Question

A particle is moving in xy-plane with a constant speed $v_0$ such that its y displacement is given by $y = \alpha e^{-\frac{2v_x}{\sqrt{3}v_0}}$, where $v_x$ is component of velocity along the x-axis.

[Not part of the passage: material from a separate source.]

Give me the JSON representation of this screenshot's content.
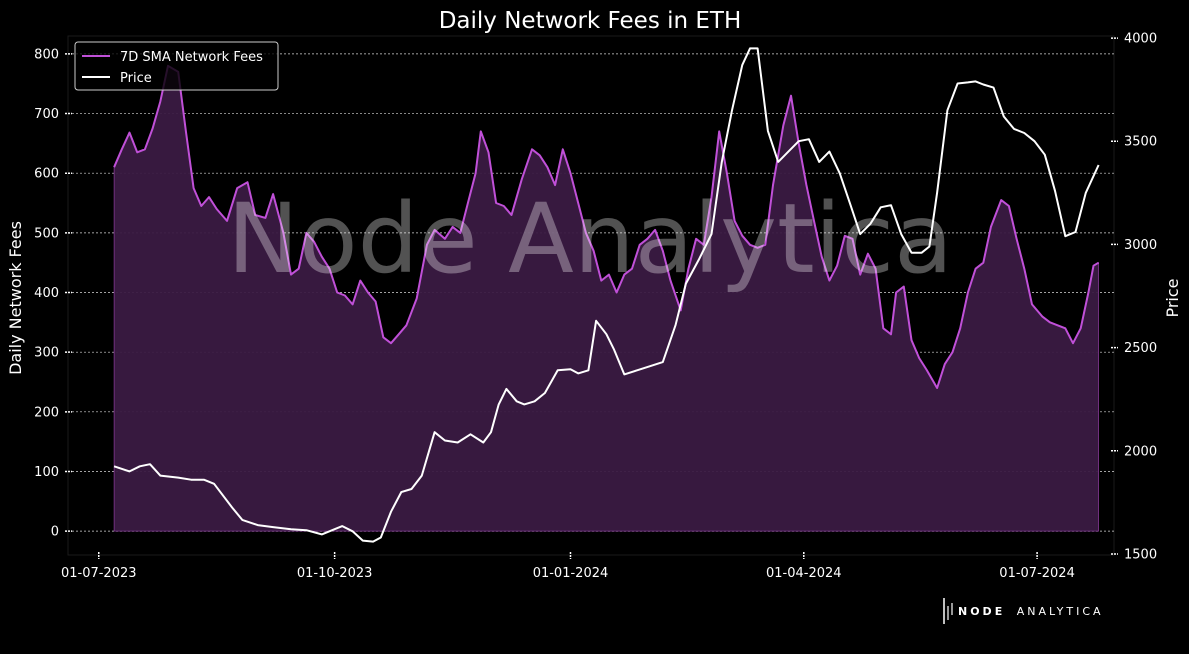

If at some instant x component of it velocity is positive and the slope of the tangent on its path is $-\frac{1}{\sqrt{3}}$, then the displacement of the particle in y-direction at the instant is

• A. $\alpha e^{-1}$
• B. $\alpha e^{-2}$
• C. Zero
• D. $\alpha^2 e$

Answer 1

Answer: (A)

$\alpha e^{-1}$

Answer 2

1. The slope of the tangent is

   $$\frac{dy}{dx} = \frac{v_y}{v_x} = -\frac{1}{\sqrt{3}},$$

   so $v_y = -\frac{v_x}{\sqrt{3}}$.

2. With constant speed $v_0$, we have

   $$v_x^2 + v_y^2 = v_0^2.$$

   Substituting $v_y = -\frac{v_x}{\sqrt{3}}$ gives:

   $$v_x^2 + \frac{v_x^2}{3} = v_0^2 \quad \Longrightarrow \quad \frac{4v_x^2}{3} = v_0^2.$$

   Thus,

   $$v_x = \frac{\sqrt{3}}{2}\,v_0 \quad (\text{since } v_x>0).$$

3. The y-displacement is given by

   $$y=\alpha \exp\Bigl[-\frac{2v_x}{\sqrt{3}v_0}\Bigr].$$

   Substituting $v_x = \frac{\sqrt{3}}{2}\,v_0$:

   $$y=\alpha\exp\Bigl[-\frac{2\left(\frac{\sqrt{3}}{2}v_0\right)}{\sqrt{3}v_0}\Bigr] = \alpha\exp(-1).$$